La Première Guerre mondiale le réduit à l'inaction. Sa santé s'étant altérée, il meurt à Bruxelles le [3] à 66 ans et est inhumé à Dalhem[12].
« La création de l'État du Congo est, comme je le disais plus haut une conception coloniale absolument nouvelle et, à proprement parler, ce n'est pas une colonie, celle-ci dépossédant l'indigène de son sol et considérant l'indigène comme la race conquise. En fait, ici, les indigènes ce sont les citoyens du nouvel État et les blancs envoyés au Congo par le gouvernement seront des tuteurs provisoires à la population noire qui ne sera appelée à la gestion des affaires publiques que quand son éducation sera suffisamment faite. Fatalement jusqu'ici toute occupation coloniale a abouti, non seulement à l'asservissement de la race aborigène, mais encore, et presque fatalement, à la suppression de cette race et à son remplacement par la race conquérante. C'est notamment ce qui s'est passé dans les Amériques et même plus ou moins dans les Indes anglaises et néerlandaises. Ici, il ne peut pas un seul instant être question d'agir ainsi. Le Nègre est le citoyen de l'État Indépendant du Congo ; nous devons, non l'asservir, mais l'éduquer et l'élever, socialement parlant, jusqu'à ce qu'il puisse se gouverner lui-même, quitte à être même flanqué à la porte par les Nègres de l'avenir. »

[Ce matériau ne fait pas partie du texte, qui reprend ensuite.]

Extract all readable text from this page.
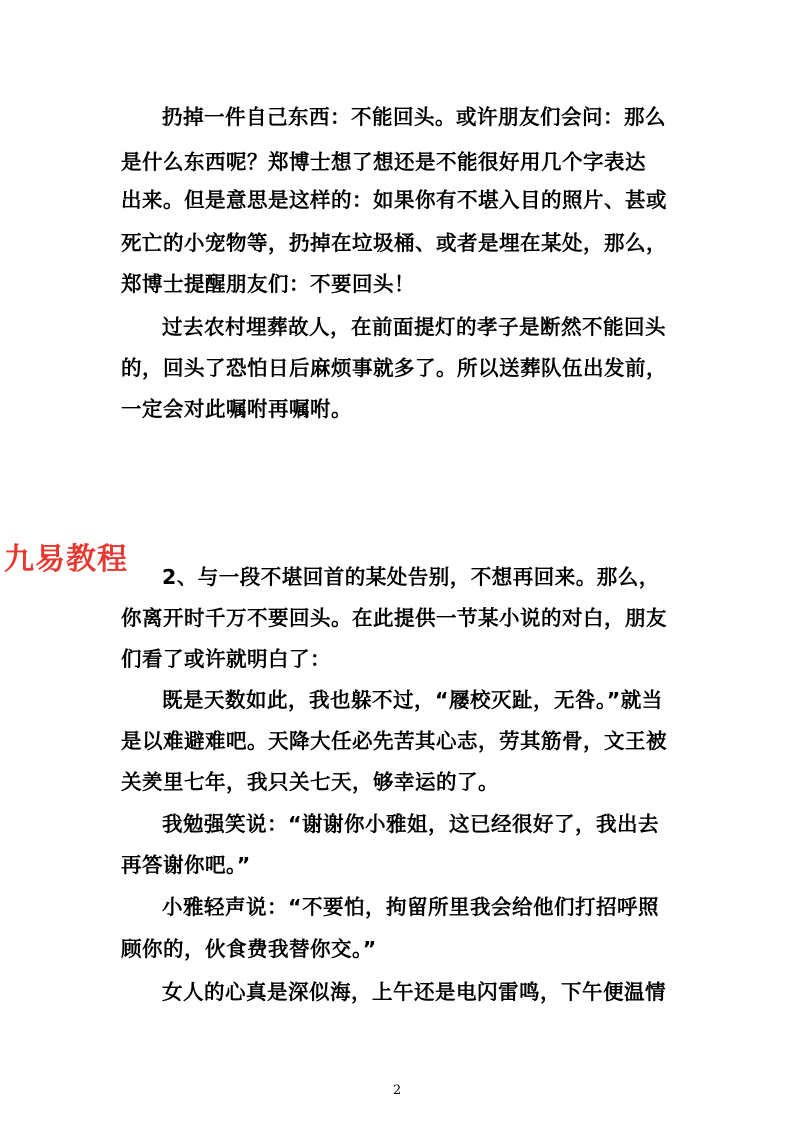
扔掉一件自己东西：不能回头。或许朋友们会问：那么
是什么东西呢？郑博士想了想还是不能很好用几个字表达
出来。但是意思是这样的：如果你有不堪入目的照片、甚或
死亡的小宠物等，扔掉在垃圾桶、或者是埋在某处，那么，
郑博士提醒朋友们：不要回头！
过去农村埋葬故人，在前面提灯的孝子是断然不能回头
的，回头了恐怕日后麻烦事就多了。所以送葬队伍出发前，
一定会对此嘱咐再嘱咐。
九易教程 2、与一段不堪回首的某处告别，不想再回来。那么，
你离开时千万不要回头。在此提供一节某小说的对白，朋友
们看了或许就明白了：
既是天数如此，我也躲不过，“屦校灭趾，无咎。”就当
是以难避难吧。天降大任必先苦其心志，劳其筋骨，文王被
关羑里七年，我只关七天，够幸运的了。
我勉强笑说：“谢谢你小雅姐，这已经很好了，我出去
再答谢你吧。”
小雅轻声说：“不要怕，拘留所里我会给他们打招呼照
顾你的，伙食费我替你交。”
女人的心真是深似海，上午还是电闪雷鸣，下午便温情
2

« Jamais notre action coloniale ne fut plus belle qu'au moment de la campagne arabe. Vous souvenez-vous du mouvement d'indignation qui secoua le monde civilisé quand Livingstone et Stanley dépeignirent les horreurs de la traite, dans le centre africain ? Comme une nuée de sauterelles qui dévastent en une nuit, une région entière, des bandes d'Arabes pillards tombaient sur les villages, massacraient sans pitié tous les malheureux qui ne représentaient pas une valeur marchande et se retiraient ensuite, poussant à coup de bâton vers la côte un lamentable troupeau de bétail humain, dont un dixième à peine arrivait au but. »[13]
En 1926, un monument au général Thys a été érigé à Bruxelles à l'entrée du parc du Cinquantenaire, œuvre des sculpteurs Thomas Vincotte et Frans Huygelen. En 1948, un monument portant le buste en marbre d'Albert Thys a été érigé à Dalhem. Ce buste a été offert à la commune de Dalhem par son petit-fils Gilbert Périer, président de la Sabena. On trouve une rue Général Thys[14] à Ixelles et à Dalhem.
On a donné le nom de Thysville à la station de Sona Qongo, actuelle Mbanza-Ngungu dans le Bas-Congo où l'on trouvait un monument avec son buste ; le même nom a été donné à un paquebot de la Compagnie maritime belge, le MS Thysville.